Conduits par Frédéric Blondel, chercheur au Laboratoire de changement social (université de Paris Denis-Diderot), et Sabine Delzescaux, chercheure au Laboratoire d’économie et de gestion des organisations de santé (université de Paris-Dauphine), les travaux se sont appuyés en grande partie sur le croisement des points de vue des différents acteurs. C’est ainsi qu’outre un comité de pilotage garant des orientations de la recherche, quatre groupes de travail ont été constitués avec les « institutionnels » (responsables d’associations, de maisons départementales des personnes handicapées et de représentants des pouvoirs publics), les directeurs d’établissements, les professionnels (aides médico-psychologiques, moniteurs-éducateurs, personnels paramédicaux, chefs de service, intervenants à domicle…) et les aidants familiaux.
L’intérêt de la recherche est d’avoir tenté de comprendre ce qu’est le vieillissement des personnes multihandicapées en prenant en compte la variable spécifique que constitue, pour elles, la stimulation.
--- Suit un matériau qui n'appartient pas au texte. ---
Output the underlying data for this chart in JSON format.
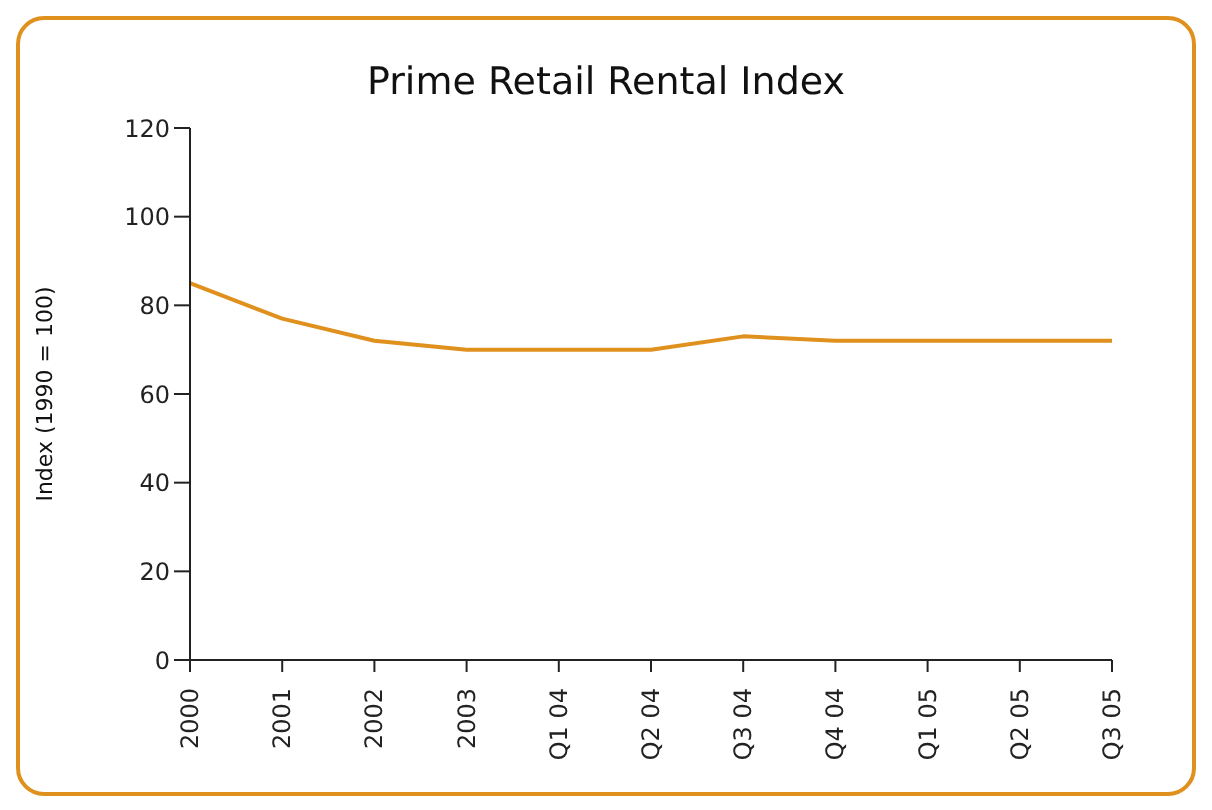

Elle éclaire ainsi d’un jour nouveau le débat sur le cinquième risque, qui tendrait à faire converger vers un même traitement des populations qui ne sont peut-être pas comparables. Peut-on en effet mettre sur le même plan une personne dépendante de 98 ans et une autre multihandicapée de 30 ans, dont le dégré d’incapacité est, pour la première, la suite logique d’une vie autonome et, pour la seconde, le fruit d’un travail de stimulation artificielle permanent ? Telle est en substance la question dérangeante posée par les chercheurs. Lesquels montrent les limites d’une approche fondée sur un critère d’incapacité commun aux deux populations et qui, basée sur la mesure fonctionnelle, ne prend pas en compte l’histoire de la personne et ses besoins d’accompagnement social et thérapeutique.
Un autre intérêt de ces travaux est de mettre en évidence que si le vieillissement est marqué par la dégénérescence des capacités biologiques, il résulte aussi du rapport que chacun entretient avec lui. Ainsi le vieillissement est analysé non pas comme une situation, mais comme un parcours qui doit être appréhendé sur le plan de la longévité, mais aussi de la qualité de vie. Sachant que cette qualité de vie, pour la personne multihandicapée, dépend fortement de la personne chargée de l’accompagner et de l’éthique de cette dernière.
ISABELLE SARAZIN
(1) Ce qui a permis leur accession à la verticalité qui a eu de multiples effets positifs sur leur fonctionnement intestinal, leur circulation sanguine, la réduction des escarres et les risques pulmonaires…
(2) Centre de ressources multihandicap : 42, avenue de l’Observatoire – 75014 Paris – Tél.01 53 10 37 37.